When patients’ embryos are used for the Harvard project, a scientist removes the plastic vials containing the embryos from the main storage containers. She carefully thaws the embryos and places them in petri dishes. She then puts these inside a portable incubator, a silver box about the size of a car battery, and drives them to Melton’s Cambridge lab in her navy Subaru Outback.
Last month, Melton announced that his laboratory, using 344 donated embryos, had managed to create 17 new lines of embryonic stem cells. In the small, highly charged world of stem-cell science, it was the most successful effort to date, doubling the number of lines that researchers around the world have to work with. Melton plans to give the samples free to any scientist who wants them.
Melton’s announcement marked a tiny step toward his goal of curing diabetes, and now the stakes are even higher for him: a few years ago, his daughter Emma, now 17, was also diagnosed with the disease.
Marie Dooley cannot know the fate of her own embryos. The experiment in Melton’s lab was set up so that the cells can’t be identified with the donors. The embryos may have died when they were thawed or failed to develop into a healthy blastocyst. They may have survived to become one of the world’s few healthy lines of embryonic stem cells.
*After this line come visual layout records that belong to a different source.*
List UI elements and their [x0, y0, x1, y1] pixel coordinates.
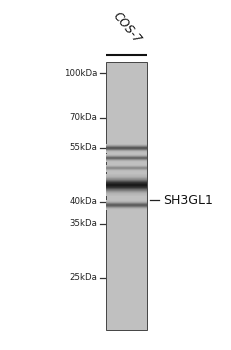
Bar — [105, 188, 147, 189]
Bar — [105, 194, 147, 195]
Bar — [105, 205, 147, 206]
Bar — [105, 207, 147, 208]
Bar — [105, 145, 147, 146]
Bar — [105, 203, 147, 204]
Bar — [105, 151, 147, 152]
Bar — [105, 175, 147, 176]
Bar — [105, 209, 147, 210]
Text: SH3GL1: SH3GL1 — [163, 194, 212, 206]
Bar — [105, 193, 147, 194]
Bar — [105, 204, 147, 205]
Bar — [105, 152, 147, 153]
Bar — [105, 149, 147, 150]
Bar — [105, 202, 147, 203]
Text: COS-7: COS-7 — [110, 10, 143, 47]
Bar — [105, 190, 147, 191]
Bar — [105, 200, 147, 201]
Bar — [105, 204, 147, 205]
Bar — [105, 190, 147, 191]
Text: 55kDa: 55kDa — [69, 144, 97, 153]
Bar — [105, 191, 147, 192]
Bar — [105, 206, 147, 207]
Bar — [105, 203, 147, 204]
Bar — [105, 177, 147, 178]
Bar — [105, 206, 147, 207]
Bar — [105, 184, 147, 185]
Bar — [105, 181, 147, 182]
Bar — [105, 144, 147, 145]
Text: 35kDa: 35kDa — [69, 219, 97, 229]
Bar — [105, 208, 147, 209]
Bar — [105, 150, 147, 151]
Bar — [105, 183, 147, 184]
Bar — [105, 189, 147, 190]
Bar — [105, 201, 147, 202]
Bar — [105, 191, 147, 192]
Bar — [105, 150, 147, 151]
Bar — [105, 195, 147, 196]
Bar — [105, 209, 147, 210]
Text: 70kDa: 70kDa — [69, 113, 97, 122]
Bar — [105, 180, 147, 181]
Bar — [105, 179, 147, 180]
Bar — [105, 178, 147, 179]
Bar — [105, 147, 147, 148]
Bar — [105, 147, 147, 148]
Bar — [105, 148, 147, 149]
Bar — [105, 202, 147, 203]
Bar — [105, 207, 147, 208]
Bar — [105, 148, 147, 149]
Bar — [105, 185, 147, 186]
Bar — [105, 180, 147, 181]
Bar — [105, 145, 147, 146]
Bar — [105, 200, 147, 201]
Bar — [105, 174, 147, 175]
Bar — [105, 182, 147, 183]
Bar — [105, 206, 147, 207]
Bar — [105, 176, 147, 177]
Bar — [105, 187, 147, 188]
Bar — [105, 152, 147, 153]
Bar — [105, 205, 147, 206]
Text: 100kDa: 100kDa — [64, 69, 97, 77]
Bar — [105, 181, 147, 182]
Bar — [105, 62, 147, 330]
Bar — [105, 182, 147, 183]
Bar — [105, 203, 147, 204]
Text: 40kDa: 40kDa — [69, 197, 97, 206]
Bar — [105, 183, 147, 184]
Bar — [105, 189, 147, 190]
Bar — [105, 151, 147, 152]
Bar — [105, 144, 147, 145]
Bar — [105, 175, 147, 176]
Bar — [105, 208, 147, 209]
Bar — [105, 186, 147, 187]
Text: 25kDa: 25kDa — [69, 273, 97, 282]
Bar — [105, 176, 147, 177]
Bar — [105, 174, 147, 175]
Bar — [105, 188, 147, 189]
Bar — [105, 201, 147, 202]
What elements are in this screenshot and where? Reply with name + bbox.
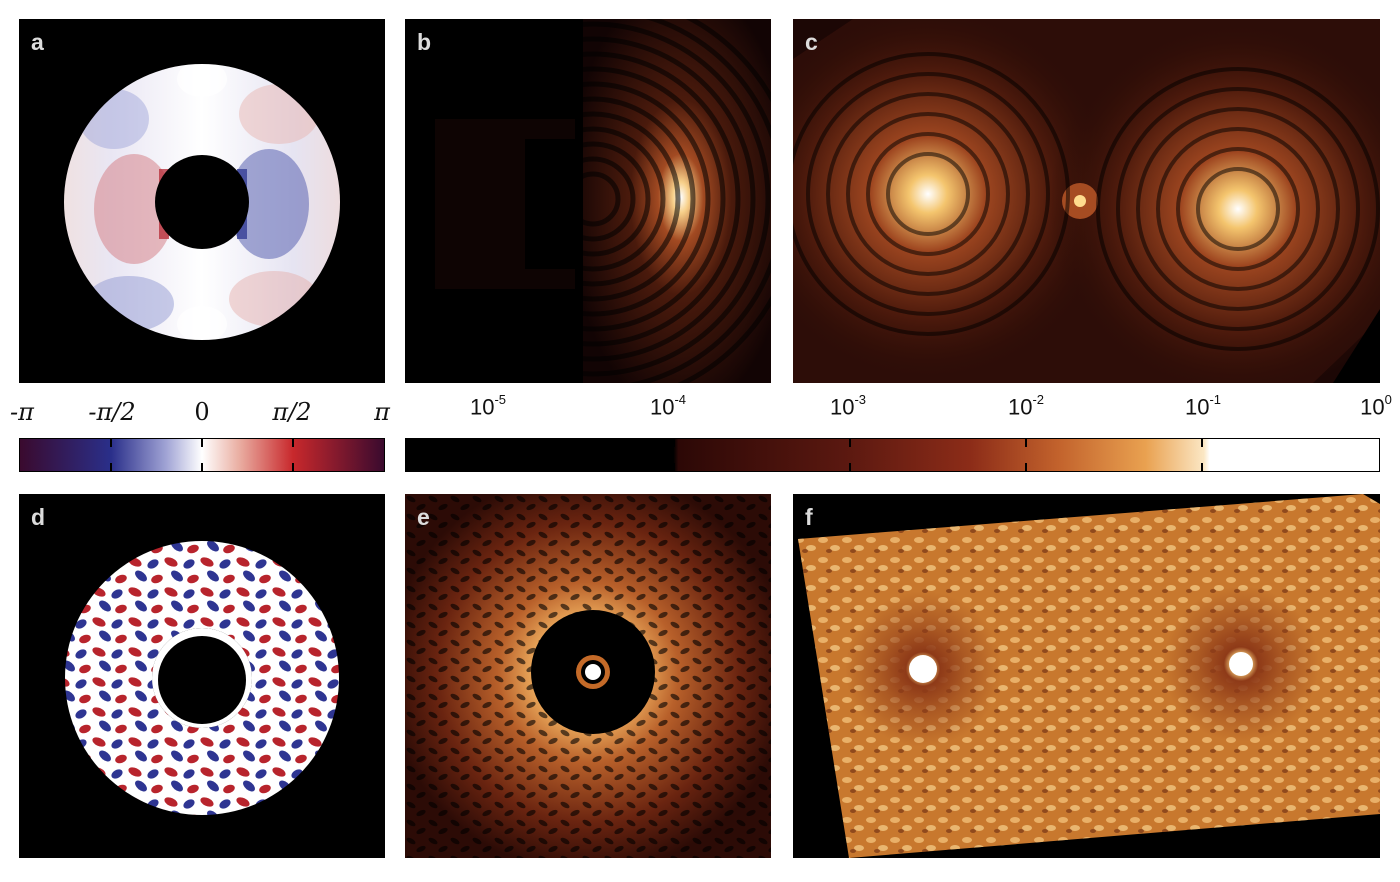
panel-e: e <box>405 494 771 858</box>
panel-label-c: c <box>805 29 818 55</box>
panel-b-image <box>435 19 771 383</box>
log-tick-label: 10-4 <box>649 392 687 420</box>
phase-tick-mark <box>201 439 203 447</box>
phase-tick-mark <box>292 439 294 447</box>
panel-d: d <box>19 494 385 858</box>
phase-tick-label: 0 <box>194 398 210 426</box>
log-tick-mark <box>1201 439 1203 447</box>
panel-d-image <box>19 494 385 858</box>
panel-a-image <box>19 19 385 383</box>
phase-tick-mark <box>110 463 112 471</box>
panel-label-e: e <box>417 504 430 530</box>
log-tick-mark <box>673 439 675 447</box>
log-tick-mark <box>1025 463 1027 471</box>
log-tick-label: 100 <box>1360 392 1392 420</box>
panel-c-image <box>793 19 1380 383</box>
panel-label-a: a <box>31 29 44 55</box>
log-tick-label: 10-5 <box>469 392 507 420</box>
phase-tick-label: -π/2 <box>88 398 136 426</box>
panel-label-b: b <box>417 29 432 55</box>
panel-label-f: f <box>805 504 813 530</box>
panel-label-d: d <box>31 504 46 530</box>
log-tick-mark <box>849 463 851 471</box>
log-tick-label: 10-3 <box>829 392 867 420</box>
log-tick-label: 10-1 <box>1184 392 1222 420</box>
phase-tick-mark <box>110 439 112 447</box>
log-tick-mark <box>673 463 675 471</box>
phase-tick-mark <box>292 463 294 471</box>
panel-f: f <box>793 494 1380 858</box>
log-tick-mark <box>1201 463 1203 471</box>
panel-b: b <box>405 19 771 383</box>
panel-e-image <box>405 494 771 858</box>
phase-tick-label: π <box>374 398 390 426</box>
log-tick-mark <box>1025 439 1027 447</box>
log-tick-label: 10-2 <box>1007 392 1045 420</box>
phase-tick-mark <box>201 463 203 471</box>
log-colorbar <box>405 438 1380 472</box>
log-tick-mark <box>849 439 851 447</box>
phase-tick-label: -π <box>10 398 34 426</box>
phase-colorbar <box>19 438 385 472</box>
panel-c: c <box>793 19 1380 383</box>
panel-f-image <box>793 494 1380 858</box>
panel-a: a <box>19 19 385 383</box>
phase-tick-label: π/2 <box>272 398 312 426</box>
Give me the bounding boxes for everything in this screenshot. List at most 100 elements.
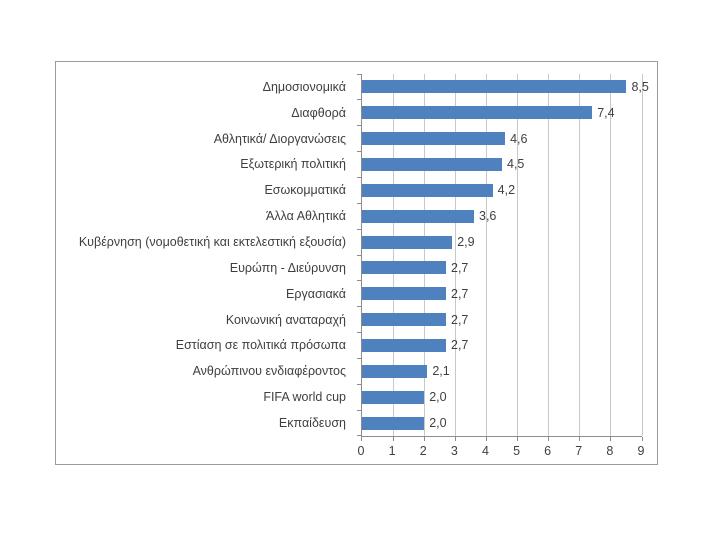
bar	[362, 364, 428, 378]
x-axis-tick	[454, 437, 456, 441]
bar-row: Ευρώπη - Διεύρυνση 2,7	[56, 255, 657, 281]
category-label: Εξωτερική πολιτική	[240, 157, 346, 172]
x-tick-label: 5	[513, 444, 521, 458]
x-tick-label: 1	[388, 444, 396, 458]
x-tick-label: 4	[481, 444, 489, 458]
x-axis-tick	[485, 437, 487, 441]
x-tick-label: 8	[606, 444, 614, 458]
value-label: 7,4	[597, 105, 615, 120]
x-axis-tick	[548, 437, 550, 441]
bar-row: Εστίαση σε πολιτικά πρόσωπα 2,7	[56, 333, 657, 359]
bar-row: Εσωκομματικά 4,2	[56, 177, 657, 203]
bar	[362, 390, 425, 404]
category-label: Ανθρώπινου ενδιαφέροντος	[192, 364, 346, 379]
category-axis-tick	[357, 151, 361, 153]
value-label: 2,7	[451, 260, 469, 275]
category-label: Κυβέρνηση (νομοθετική και εκτελεστική εξ…	[78, 235, 346, 250]
bar	[362, 106, 593, 120]
bar	[362, 183, 493, 197]
x-axis-tick	[361, 437, 362, 441]
bar-row: Άλλα Αθλητικά 3,6	[56, 203, 657, 229]
gridline	[392, 74, 394, 436]
bar	[362, 209, 474, 223]
bar	[362, 132, 506, 146]
value-label: 2,9	[457, 235, 475, 250]
x-axis-tick	[517, 437, 519, 441]
value-label: 2,1	[432, 364, 450, 379]
x-tick-label: 9	[637, 444, 645, 458]
category-label: Εστίαση σε πολιτικά πρόσωπα	[175, 338, 346, 353]
bar-row: Αθλητικά/ Διοργανώσεις 4,6	[56, 126, 657, 152]
category-label: Διαφθορά	[291, 105, 346, 120]
plot-area	[357, 73, 643, 441]
value-label: 4,5	[507, 157, 525, 172]
value-label: 2,7	[451, 286, 469, 301]
x-tick-label: 3	[450, 444, 458, 458]
x-axis-tick	[641, 437, 643, 441]
category-label: Εργασιακά	[286, 286, 346, 301]
gridline	[610, 74, 612, 436]
bar-row: Εξωτερική πολιτική 4,5	[56, 152, 657, 178]
gridline	[579, 74, 581, 436]
gridline	[548, 74, 550, 436]
gridline	[517, 74, 519, 436]
value-label: 2,0	[429, 390, 447, 405]
category-axis-tick	[357, 254, 361, 256]
gridline	[641, 74, 643, 436]
x-axis-tick	[392, 437, 394, 441]
category-label: Εκπαίδευση	[278, 416, 346, 431]
value-label: 4,2	[497, 183, 516, 198]
bar	[362, 313, 446, 327]
bar-row: Διαφθορά 7,4	[56, 100, 657, 126]
bar	[362, 287, 446, 301]
category-axis-tick	[357, 125, 361, 127]
bar-row: Ανθρώπινου ενδιαφέροντος 2,1	[56, 358, 657, 384]
bar-row: Κυβέρνηση (νομοθετική και εκτελεστική εξ…	[56, 229, 657, 255]
category-axis-tick	[357, 202, 361, 204]
category-label: Κοινωνική αναταραχή	[225, 312, 346, 327]
category-axis-tick	[357, 409, 361, 411]
bar	[362, 157, 502, 171]
category-label: FIFA world cup	[263, 390, 346, 405]
category-axis-tick	[357, 73, 361, 75]
category-label: Αθλητικά/ Διοργανώσεις	[213, 131, 346, 146]
gridline	[423, 74, 425, 436]
x-tick-label: 6	[544, 444, 552, 458]
chart-frame: Δημοσιονομικά 8,5 Διαφθορά 7,4 Αθλητικά/ Διο…	[55, 61, 658, 465]
value-label: 8,5	[631, 79, 649, 94]
value-label: 4,6	[510, 131, 528, 146]
value-label: 3,6	[479, 209, 497, 224]
category-label: Άλλα Αθλητικά	[266, 209, 346, 224]
category-axis-tick	[357, 306, 361, 308]
x-axis-tick	[423, 437, 425, 441]
bar	[362, 80, 627, 94]
x-axis-tick	[579, 437, 581, 441]
bar-row: Κοινωνική αναταραχή 2,7	[56, 307, 657, 333]
x-tick-label: 7	[575, 444, 583, 458]
category-axis-tick	[357, 280, 361, 282]
category-axis-tick	[357, 383, 361, 385]
bar-row: FIFA world cup 2,0	[56, 384, 657, 410]
gridline	[485, 74, 487, 436]
gridline	[454, 74, 456, 436]
x-tick-label: 2	[419, 444, 427, 458]
category-axis-tick	[357, 99, 361, 101]
x-axis-tick	[610, 437, 612, 441]
bar	[362, 261, 446, 275]
category-label: Εσωκομματικά	[264, 183, 346, 198]
category-axis-tick	[357, 332, 361, 334]
category-label: Ευρώπη - Διεύρυνση	[229, 260, 346, 275]
bar	[362, 338, 446, 352]
category-axis-tick	[357, 435, 361, 436]
value-label: 2,0	[429, 416, 447, 431]
bar	[362, 235, 453, 249]
bar-row: Εκπαίδευση 2,0	[56, 410, 657, 436]
x-tick-label: 0	[357, 444, 365, 458]
category-axis-tick	[357, 228, 361, 230]
bar-row: Εργασιακά 2,7	[56, 281, 657, 307]
bar	[362, 416, 425, 430]
bar-rows-container: Δημοσιονομικά 8,5 Διαφθορά 7,4 Αθλητικά/ Διο…	[56, 74, 657, 436]
value-label: 2,7	[451, 338, 469, 353]
value-label: 2,7	[451, 312, 469, 327]
bar-row: Δημοσιονομικά 8,5	[56, 74, 657, 100]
They may remain at the clinic, frozen in a separate tank, awaiting a new experiment.
A year after getting the letter from Boston IVF, Dooley says she feels happy with her decision. Dooley voted for President Bush in the last election, and she plans on voting for him again, despite his opposition to the work Melton is doing. The embryos don’t have a heartbeat, she says, and deciding what to do with them was an intensely personal choice.
As she has watched the political battle over stem cell research unfold, she has sometimes thought of sending the president pictures of her family.
“Science gave me a gift,” she said, as her children circled around the dining room table. “I felt I should give back.”